OPINION

Let the voters decide the fate of Julius Malema

Paul Whelan says that prosecuting and imprisoning the EFF Commander-in-Chief will only make a martyr of him

Chester Missing, who needs no introduction from me, tweeted on Friday: "Give your boyfriend millions and you get a slap and then redeployed. Comment on Botswana and you get expelled." 

The famous puppet was referring, of course, to two sharply contrasting disciplinary actions taken by the ANC. The party has punished Dina Pule for an extravagant life style with her lover at the taxpayers' expense, by demoting her to a mere member of parliament.

But it eventually expelled Julius Malema from the party altogether for proposing a little while back the overthrow of the legitimate government of Botswana (an assignment presumably to be undertaken at some time convenient to them by Mr Malema and the band of brothers who have since those apprentice days matured into the Economic Freedom Fighters).

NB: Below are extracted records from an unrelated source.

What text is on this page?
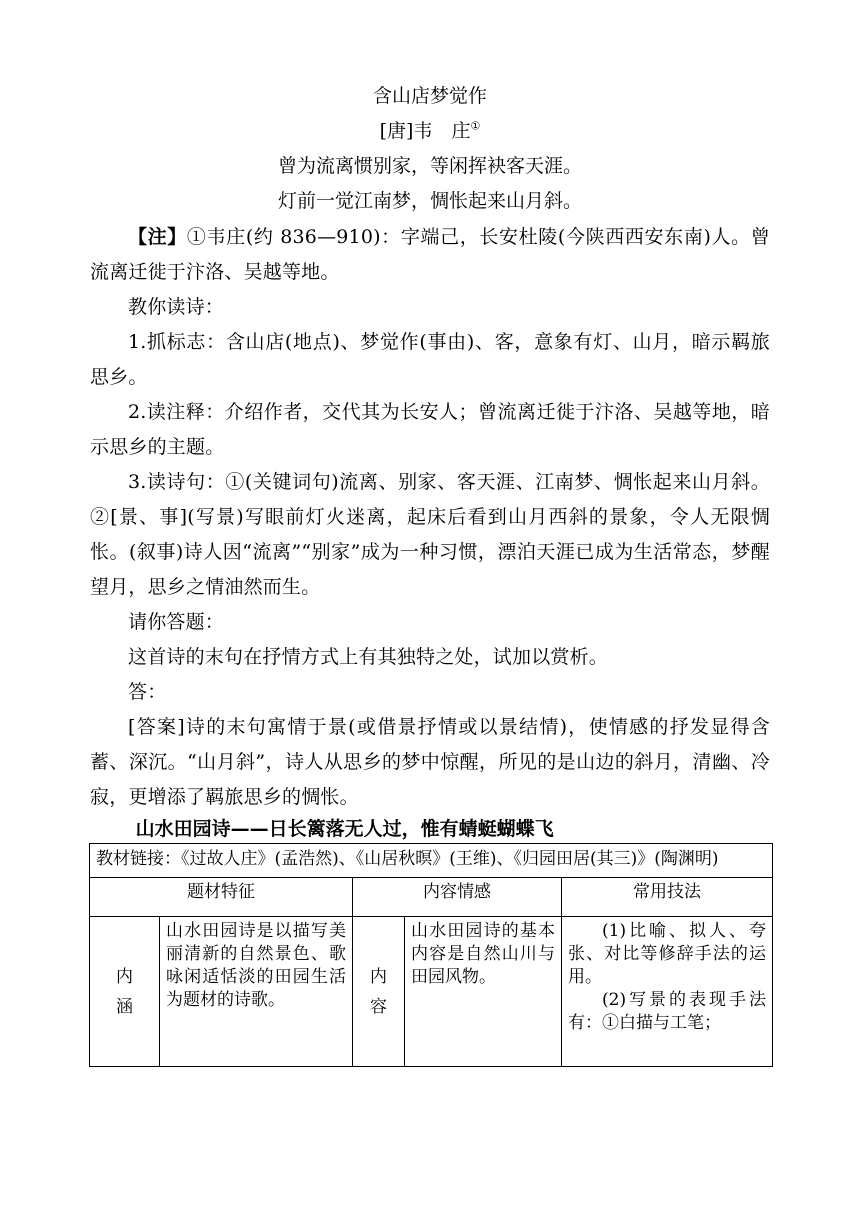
含山店梦觉作
[唐]韦　庄①
曾为流离惯别家，等闲挥袂客天涯。
灯前一觉江南梦，惆怅起来山月斜。

【注】①韦庄(约 836—910)：字端己，长安杜陵(今陕西西安东南)人。曾流离迁徙于汴洛、吴越等地。

教你读诗：

1.抓标志：含山店(地点)、梦觉作(事由)、客，意象有灯、山月，暗示羁旅思乡。

2.读注释：介绍作者，交代其为长安人；曾流离迁徙于汴洛、吴越等地，暗示思乡的主题。

3.读诗句：①(关键词句)流离、别家、客天涯、江南梦、惆怅起来山月斜。②[景、事](写景)写眼前灯火迷离，起床后看到山月西斜的景象，令人无限惆怅。(叙事)诗人因“流离”“别家”成为一种习惯，漂泊天涯已成为生活常态，梦醒望月，思乡之情油然而生。

请你答题：

这首诗的末句在抒情方式上有其独特之处，试加以赏析。

答：

[答案]诗的末句寓情于景(或借景抒情或以景结情)，使情感的抒发显得含蓄、深沉。“山月斜”，诗人从思乡的梦中惊醒，所见的是山边的斜月，清幽、冷寂，更增添了羁旅思乡的惆怅。

山水田园诗——日长篱落无人过，惟有蜻蜓蝴蝶飞
教材链接：《过故人庄》(孟浩然)、《山居秋暝》(王维)、《归园田居(其三)》(陶渊明)				
题材特征		内容情感		常用技法
内涵	山水田园诗是以描写美丽清新的自然景色、歌咏闲适恬淡的田园生活为题材的诗歌。	内容	山水田园诗的基本内容是自然山川与田园风物。	(1)比喻、拟人、夸张、对比等修辞手法的运用。
(2)写景的表现手法有：①白描与工笔；
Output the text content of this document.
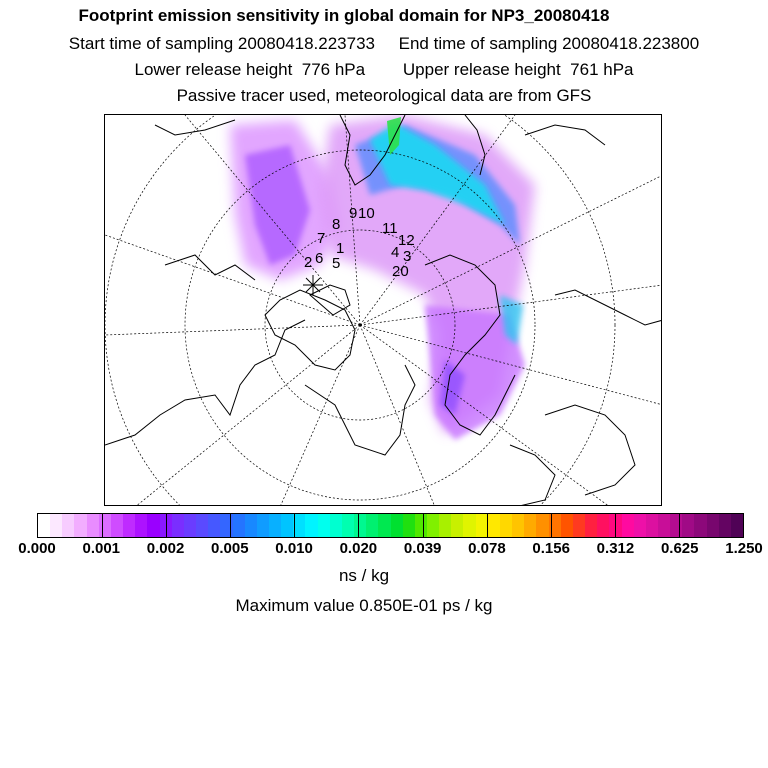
Footprint emission sensitivity in global domain for NP3_20080418
Start time of sampling 20080418.223733     End time of sampling 20080418.223800
Lower release height  776 hPa        Upper release height  761 hPa
Passive tracer used, meteorological data are from GFS
8
9 10
11
7
1	12
4 3
2 6 5	20
0.000 0.001 0.002 0.005 0.010 0.020 0.039 0.078 0.156 0.312 0.625 1.250
ns / kg
Maximum value 0.850E-01 ps / kg
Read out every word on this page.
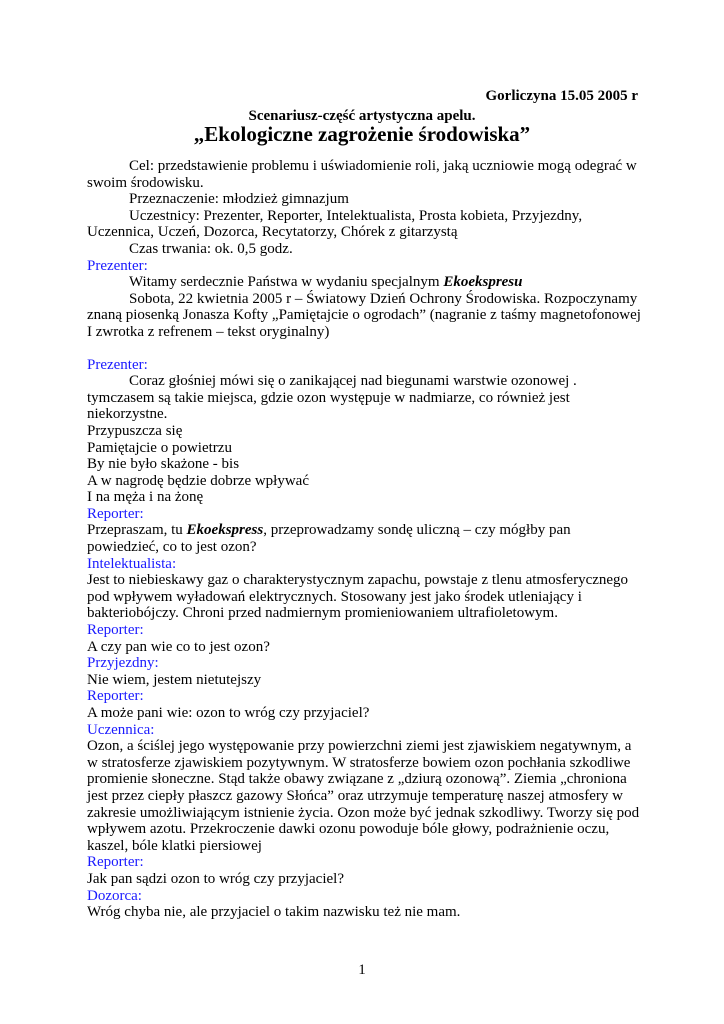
Gorliczyna 15.05 2005 r
Scenariusz-część artystyczna apelu.
„Ekologiczne zagrożenie środowiska”

Cel: przedstawienie problemu i uświadomienie roli, jaką uczniowie mogą odegrać w swoim środowisku.

Przeznaczenie: młodzież gimnazjum

Uczestnicy: Prezenter, Reporter, Intelektualista, Prosta kobieta, Przyjezdny, Uczennica, Uczeń, Dozorca, Recytatorzy, Chórek z gitarzystą

Czas trwania: ok. 0,5 godz.

Prezenter:

Witamy serdecznie Państwa w wydaniu specjalnym Ekoekspresu

Sobota, 22 kwietnia 2005 r – Światowy Dzień Ochrony Środowiska. Rozpoczynamy znaną piosenką Jonasza Kofty „Pamiętajcie o ogrodach” (nagranie z taśmy magnetofonowej I zwrotka z refrenem – tekst oryginalny)

Prezenter:

Coraz głośniej mówi się o zanikającej nad biegunami warstwie ozonowej . tymczasem są takie miejsca, gdzie ozon występuje w nadmiarze, co również jest niekorzystne.

Przypuszcza się

Pamiętajcie o powietrzu

By nie było skażone - bis

A w nagrodę będzie dobrze wpływać

I na męża i na żonę

Reporter:

Przepraszam, tu Ekoekspress, przeprowadzamy sondę uliczną – czy mógłby pan powiedzieć, co to jest ozon?

Intelektualista:

Jest to niebieskawy gaz o charakterystycznym zapachu, powstaje z tlenu atmosferycznego pod wpływem wyładowań elektrycznych. Stosowany jest jako środek utleniający i bakteriobójczy. Chroni przed nadmiernym promieniowaniem ultrafioletowym.

Reporter:

A czy pan wie co to jest ozon?

Przyjezdny:

Nie wiem, jestem nietutejszy

Reporter:

A może pani wie: ozon to wróg czy przyjaciel?

Uczennica:

Ozon, a ściślej jego występowanie przy powierzchni ziemi jest zjawiskiem negatywnym, a w stratosferze zjawiskiem pozytywnym. W stratosferze bowiem ozon pochłania szkodliwe promienie słoneczne. Stąd także obawy związane z „dziurą ozonową”. Ziemia „chroniona jest przez ciepły płaszcz gazowy Słońca” oraz utrzymuje temperaturę naszej atmosfery w zakresie umożliwiającym istnienie życia. Ozon może być jednak szkodliwy. Tworzy się pod wpływem azotu. Przekroczenie dawki ozonu powoduje bóle głowy, podrażnienie oczu, kaszel, bóle klatki piersiowej

Reporter:

Jak pan sądzi ozon to wróg czy przyjaciel?

Dozorca:

Wróg chyba nie, ale przyjaciel o takim nazwisku też nie mam.

1
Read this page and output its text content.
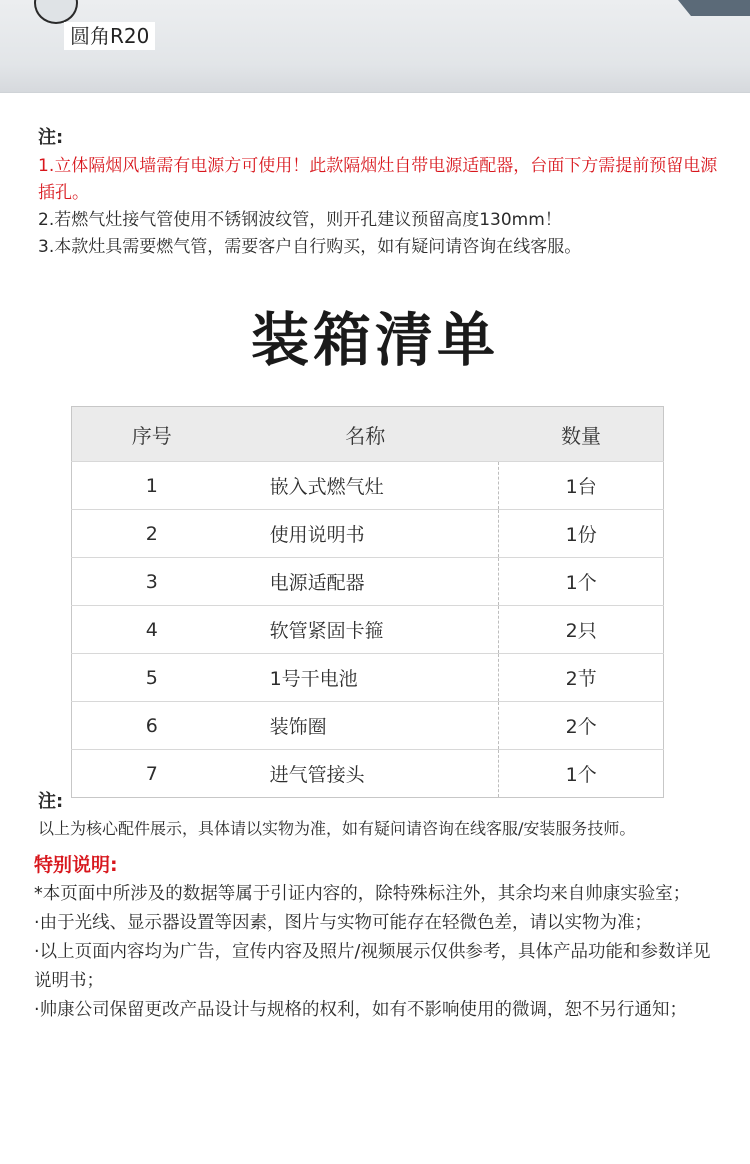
圆角R20
注:

1.立体隔烟风墙需有电源方可使用！此款隔烟灶自带电源适配器，台面下方需提前预留电源插孔。

2.若燃气灶接气管使用不锈钢波纹管，则开孔建议预留高度130mm！

3.本款灶具需要燃气管，需要客户自行购买，如有疑问请咨询在线客服。

装箱清单
序号	名称	数量
1	嵌入式燃气灶	1台
2	使用说明书	1份
3	电源适配器	1个
4	软管紧固卡箍	2只
5	1号干电池	2节
6	装饰圈	2个
7	进气管接头	1个
注:
以上为核心配件展示，具体请以实物为准，如有疑问请咨询在线客服/安装服务技师。
特别说明:

*本页面中所涉及的数据等属于引证内容的，除特殊标注外，其余均来自帅康实验室；

·由于光线、显示器设置等因素，图片与实物可能存在轻微色差，请以实物为准；

·以上页面内容均为广告，宣传内容及照片/视频展示仅供参考，具体产品功能和参数详见说明书；

·帅康公司保留更改产品设计与规格的权利，如有不影响使用的微调，恕不另行通知；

However, another issue more weighty than either of these transgressions seems to concern what are patronisingly referred to as ‘ordinary South Africans'. They have been astonished to see SARS publicly testifying against Mr Malema for what appears to be tax evasion.

If readers' letters to the newspapers and comments on the internet are anything to go by, many people are uncomprehending, if not outraged, that Julius Malema has not already been tried and imprisoned for this, among a menu of other misdeeds, real or imagined.

The law's delay aside, a cogent explanation is that it would make a martyr of him. All populist leaders and dictators need to appear as not only speaking for 'the people', but also as suffering for them; they feed and grow on anything that can be presented as persecution.

Students of Mr Malema's public speeches will have noted signs that he would not mind, might indeed welcome, being locked up for a little while in the undemanding conditions the political elite enjoy in SA. He knows a spell in prison would be the making of him, fuelling the fires of publicity he relies on and enshrining his cause as nothing else could. In case he should be so lucky, he is now shrewdly positioned as Commander-in-Chief, an icon above the fray, ready and able to be sacrificed - and immortalized - while his Economic Freedom Fighters bravely soldier on.

In short, it would be the worst thing the ANC could let happen.

Rather one day - we must hope soon - the leaders of the party will finally realise that, just as they could not patronize, mollify or discipline Julius Malema when he was one of them, they cannot intimidate him now he is an outcast revolutionary with nothing to lose.

Showing neither malice nor deference, the ANC should allow Mr Malema to go ahead, launch his party and fight the 2014 elections freely and openly on the basis of his published programme.

Julius Malema and what he stands for can only be beaten at the ballot box - or not at all. Fear of the party failed; times have changed.

It is over to the South African voter now.